As a society, we are quickly finding out the hard way that this sterile image of science is false. Values shape the questions we ask and biases shape the way we ask them. The problems that are solved are often the problems of the most powerful in society, because the least powerful do not have the funding, training, or voice to put their problems on the agenda. Research on breast cancer has been dangerously underfunded in comparison to research on heart disease. Until 1993, the CDC definition of AIDS included opportunistic infections common among HIV infected men but not diseases common among HIV infected women, preventing women from receiving financial and medical opportunities available only to people with an AIDS diagnosis. We know almost nothing about lesbian health issues; we do not even know what the issues are.

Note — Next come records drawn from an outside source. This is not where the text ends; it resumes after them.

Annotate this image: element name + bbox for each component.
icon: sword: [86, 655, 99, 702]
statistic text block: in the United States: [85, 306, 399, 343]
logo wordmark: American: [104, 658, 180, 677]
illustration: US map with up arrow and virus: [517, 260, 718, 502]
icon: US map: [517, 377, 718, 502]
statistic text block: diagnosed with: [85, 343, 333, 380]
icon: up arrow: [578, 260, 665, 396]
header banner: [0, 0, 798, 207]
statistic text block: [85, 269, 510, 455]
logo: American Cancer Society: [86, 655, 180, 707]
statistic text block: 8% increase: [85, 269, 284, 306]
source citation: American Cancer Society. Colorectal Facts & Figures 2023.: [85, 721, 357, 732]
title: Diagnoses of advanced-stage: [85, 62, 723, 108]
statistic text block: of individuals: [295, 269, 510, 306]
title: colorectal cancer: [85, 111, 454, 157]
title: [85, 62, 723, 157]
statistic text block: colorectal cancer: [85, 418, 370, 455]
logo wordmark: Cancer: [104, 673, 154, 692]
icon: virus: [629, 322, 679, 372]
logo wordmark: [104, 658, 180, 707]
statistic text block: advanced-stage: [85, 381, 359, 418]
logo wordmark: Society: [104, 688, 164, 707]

Science does provide answers and solutions, but we cannot accept them at face value. We must study science with a critical eye, and select for ourselves that which is useful and that which is not. This is particularly true in an area as value-laden, controversial, and powerful as sexuality. This chapter will examine the contributions social scientists have made to our understanding of sexuality. In it, I will analyze the many different models of sexual orientation that are implicit or explicit in the sexological literature, and the ways in which these models have affected the questions that have been asked and the information we have gained about our sexuality. Readers who are familiar with the highlights of the history of sexology in the United States might want to skip to the subheading “New Models of Sexuality.”